[Math] Derivative of matrix-valued function with respect to matrix input

derivativesmatricesmatrix-calculus

I have the expression

$$\bf \phi = \bf X W$$

where $\bf X$ is a $20 \times 10$ matrix, $\bf W$ is a $10 \times 5$ matrix.

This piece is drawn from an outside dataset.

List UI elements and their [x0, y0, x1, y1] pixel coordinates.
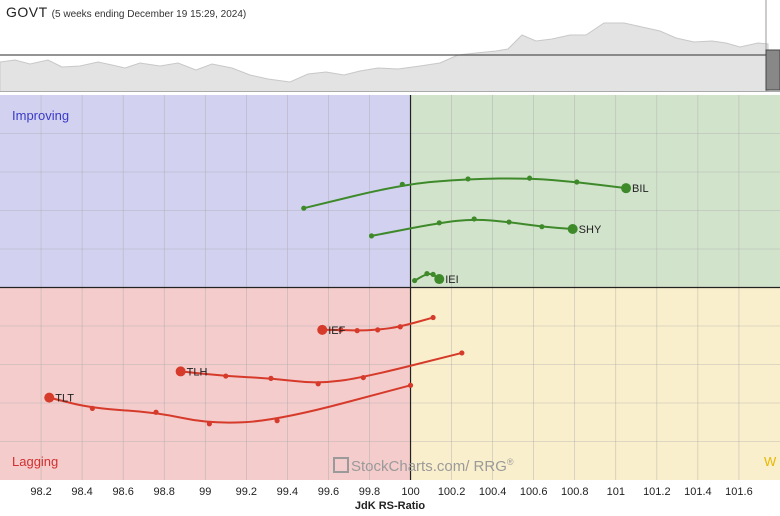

How can I calculate $\frac{d\phi}{d\bf W}$? What is the dimension of the result?

Best Answer

Let function $\mathrm F : \mathbb R^{n \times p} \to \mathbb R^{m \times p}$ be defined as follows

$$\rm F (X) := A X$$

where $\mathrm A \in \mathbb R^{m \times n}$ is given. The $(i,j)$-th entry of the output is

$$f_{ij} (\mathrm X) = \mathrm e_i^\top \mathrm A \, \mathrm X \, \mathrm e_j = \mbox{tr} \left( \mathrm e_j \mathrm e_i^\top \mathrm A \, \mathrm X \right) = \langle \mathrm A^\top \mathrm e_i \mathrm e_j^\top, \mathrm X \rangle$$

Hence,

$$\partial_{\mathrm X} \, f_{ij} (\mathrm X) = \color{blue}{\mathrm A^\top \mathrm e_i \mathrm e_j^\top}$$